The chemi-head in the long black jacket rocked to the balls of his feet.
“If I have to chase you, it’s going to piss me off,” Eve warned. “Then I’ll probably slip so that my foot ends up planted in your balls. Just got a question. You got the answer, it’s worth ten.”
“Don’t know nothing.”
“Then you won’t make the ten. How long you flopped around here?”
“While. Not bothering nobody.”
“Were you around when Susie Mannery got strangled, up on three?”
“Shit. I don’t kill nobody. I don’t know nobody. Prolly the men in white done it.”
“What men in white?”
“Shit, you know. The guys from under the world. Turn themselves into rats when they want, then kill people in their sleep. Cops know. Some prolly be cops.”
“Right. Those men in white. Blow,” she told him, and started into the building.
“Where my ten?”
“Wrong answers.”
She didn’t get any right ones on her way to the third floor. Mannery’s room was occupied again, but the current resident wasn’t at home. There was a ripped mattress on the floor, a box of rags, and a very old sandwich.
Like the chemi-head outside, nobody she managed to roust inside had seen anything, knew anything, done anything.
“Wasting our time,” she said at length. “This isn’t my turf. I don’t know who to push. And if I did, I don’t know what help it would be. Living like this, people think you’ve given up. But Mannery hadn’t. Sloan gave me a list of her personal effects. She had clothes, and a cache of food, and a stuffed dog. You don’t haul around a stuffed dog if you’ve given up. She was probably zoned out when he came in on her, but she was still breathing. And he had no right.”
Roarke turned her so that she faced him in the hot, filthy room. “Lieutenant, you’re tired.”
“I’m okay.”
When he simply stroked her cheek, she closed her eyes a moment. “Yeah, I’m tired. I know about places like this. A couple of times, when
he ran thin, we’d flop in places like this. Hell, it might’ve been here for all I know. I don’t have all of it back.”
“You need to shut down for a bit.”
“I’ll catch some sleep in the shuttle. No point in staying out here. I probably think better in New York anyway.”
“Let’s go home then.”
“I guess I reneged on the out-of-town nookie.”
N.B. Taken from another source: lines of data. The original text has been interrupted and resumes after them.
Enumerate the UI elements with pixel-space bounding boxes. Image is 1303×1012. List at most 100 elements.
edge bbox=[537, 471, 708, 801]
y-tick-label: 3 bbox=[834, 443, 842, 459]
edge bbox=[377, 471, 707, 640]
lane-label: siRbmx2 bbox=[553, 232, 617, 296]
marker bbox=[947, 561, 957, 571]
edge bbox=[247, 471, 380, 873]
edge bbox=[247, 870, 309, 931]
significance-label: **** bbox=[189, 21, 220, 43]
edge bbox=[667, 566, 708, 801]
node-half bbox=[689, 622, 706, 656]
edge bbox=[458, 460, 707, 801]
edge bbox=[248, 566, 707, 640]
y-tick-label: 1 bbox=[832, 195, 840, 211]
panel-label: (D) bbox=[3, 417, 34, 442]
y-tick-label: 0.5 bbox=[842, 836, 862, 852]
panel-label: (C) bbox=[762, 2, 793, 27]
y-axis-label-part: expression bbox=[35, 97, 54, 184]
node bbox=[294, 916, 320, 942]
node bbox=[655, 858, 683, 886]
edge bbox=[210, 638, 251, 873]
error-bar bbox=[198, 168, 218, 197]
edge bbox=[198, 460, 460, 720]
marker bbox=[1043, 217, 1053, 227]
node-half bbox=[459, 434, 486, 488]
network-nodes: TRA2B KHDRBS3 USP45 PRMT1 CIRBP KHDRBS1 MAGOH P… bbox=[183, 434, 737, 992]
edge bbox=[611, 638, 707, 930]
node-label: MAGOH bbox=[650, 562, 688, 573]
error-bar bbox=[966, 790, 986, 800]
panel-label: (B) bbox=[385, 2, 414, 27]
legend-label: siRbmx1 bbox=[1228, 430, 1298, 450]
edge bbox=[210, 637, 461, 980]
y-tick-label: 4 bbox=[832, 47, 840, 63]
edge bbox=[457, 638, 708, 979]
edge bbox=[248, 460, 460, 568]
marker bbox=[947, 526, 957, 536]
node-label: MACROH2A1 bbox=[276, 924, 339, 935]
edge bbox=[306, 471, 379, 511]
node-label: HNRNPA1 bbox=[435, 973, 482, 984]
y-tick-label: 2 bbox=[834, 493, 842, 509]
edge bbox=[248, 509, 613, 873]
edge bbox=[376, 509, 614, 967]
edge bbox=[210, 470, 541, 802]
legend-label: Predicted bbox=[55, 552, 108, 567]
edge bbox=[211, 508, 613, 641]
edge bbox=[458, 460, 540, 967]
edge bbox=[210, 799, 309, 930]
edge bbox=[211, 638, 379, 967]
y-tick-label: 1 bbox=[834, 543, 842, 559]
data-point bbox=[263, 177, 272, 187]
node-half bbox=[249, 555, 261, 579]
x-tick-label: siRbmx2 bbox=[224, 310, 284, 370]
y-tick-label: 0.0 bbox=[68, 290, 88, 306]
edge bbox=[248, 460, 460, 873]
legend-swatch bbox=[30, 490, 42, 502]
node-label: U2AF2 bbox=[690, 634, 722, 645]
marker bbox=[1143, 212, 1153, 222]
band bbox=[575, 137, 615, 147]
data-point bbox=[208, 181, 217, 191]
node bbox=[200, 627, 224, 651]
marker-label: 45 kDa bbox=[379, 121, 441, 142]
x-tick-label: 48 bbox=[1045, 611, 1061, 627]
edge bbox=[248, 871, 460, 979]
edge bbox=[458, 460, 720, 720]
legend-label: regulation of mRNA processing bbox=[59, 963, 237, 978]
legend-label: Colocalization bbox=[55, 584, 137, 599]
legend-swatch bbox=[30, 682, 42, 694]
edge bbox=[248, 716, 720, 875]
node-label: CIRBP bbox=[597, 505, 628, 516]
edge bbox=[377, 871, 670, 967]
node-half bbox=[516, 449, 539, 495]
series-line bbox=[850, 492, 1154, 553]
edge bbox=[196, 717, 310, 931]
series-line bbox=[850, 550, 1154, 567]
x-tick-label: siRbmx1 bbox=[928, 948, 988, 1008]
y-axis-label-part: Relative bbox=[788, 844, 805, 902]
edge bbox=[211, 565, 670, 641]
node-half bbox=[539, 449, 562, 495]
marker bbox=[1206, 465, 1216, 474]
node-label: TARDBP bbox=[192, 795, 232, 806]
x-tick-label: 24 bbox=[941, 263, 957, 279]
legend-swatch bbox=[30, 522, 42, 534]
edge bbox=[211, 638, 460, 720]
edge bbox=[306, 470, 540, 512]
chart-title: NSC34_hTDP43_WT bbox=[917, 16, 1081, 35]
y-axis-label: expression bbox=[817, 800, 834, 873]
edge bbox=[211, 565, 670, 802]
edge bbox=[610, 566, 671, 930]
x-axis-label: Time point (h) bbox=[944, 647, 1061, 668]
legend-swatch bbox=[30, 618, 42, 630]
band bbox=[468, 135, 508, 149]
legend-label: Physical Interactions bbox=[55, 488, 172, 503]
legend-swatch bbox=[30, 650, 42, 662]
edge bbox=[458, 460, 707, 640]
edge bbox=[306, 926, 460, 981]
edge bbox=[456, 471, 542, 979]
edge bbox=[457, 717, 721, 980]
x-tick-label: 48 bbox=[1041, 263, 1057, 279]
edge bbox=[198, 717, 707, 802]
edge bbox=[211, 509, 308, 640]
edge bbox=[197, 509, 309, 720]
“I’ll put it on your account.”
She dozed in the shuttle as it flew over the country, and dreamed of rats who become men dressed in white. Of a man without a face who strangled her with a long white scarf, and tied it with a pretty bow under her chin.
Chapter 17
Marlene Cox worked the ten to two shift, three nights a week at Riley’s Irish Pub. It was her uncle’s place, and his name was actually Waterman, but his mother had been born a Riley, and Uncle Pete figured that was close enough.
It was a good way to help finance her post-grad work at Columbia. She was studying horticulture, though her plans for what she wanted to do with the degree once she’d earned it were vague. Mostly she simply liked college, so she remained a student at twenty-three.
She was a slight and pretty brunette with long, straight hair and a pair of guileless brown eyes. Earlier in the summer her family had worried so much about her—several college students in New York had been murdered—that she’d canceled her summer classes.
She had to admit she’d been a little scared herself. She’d known the first girl who’d been killed. Only slightly, but still, it had been a shock to have recognized the face of a fellow student in the media reports.
She’d never known anyone who’d died before, much less known anyone who’d died violently. It hadn’t taken much persuasion to convince her to stick closer to home, to take extra precautions.
But the police had caught the killer. She’d actually known him a little, too. That had been not only a shock but also a little exciting in a weird way.
Now that things had quieted down again, Marlene didn’t give much thought to the girl she’d known slightly, or the killer she’d chatted with briefly at a cyber-club. Between her family, the part-time job, and her studies, her life was as normal as normal got.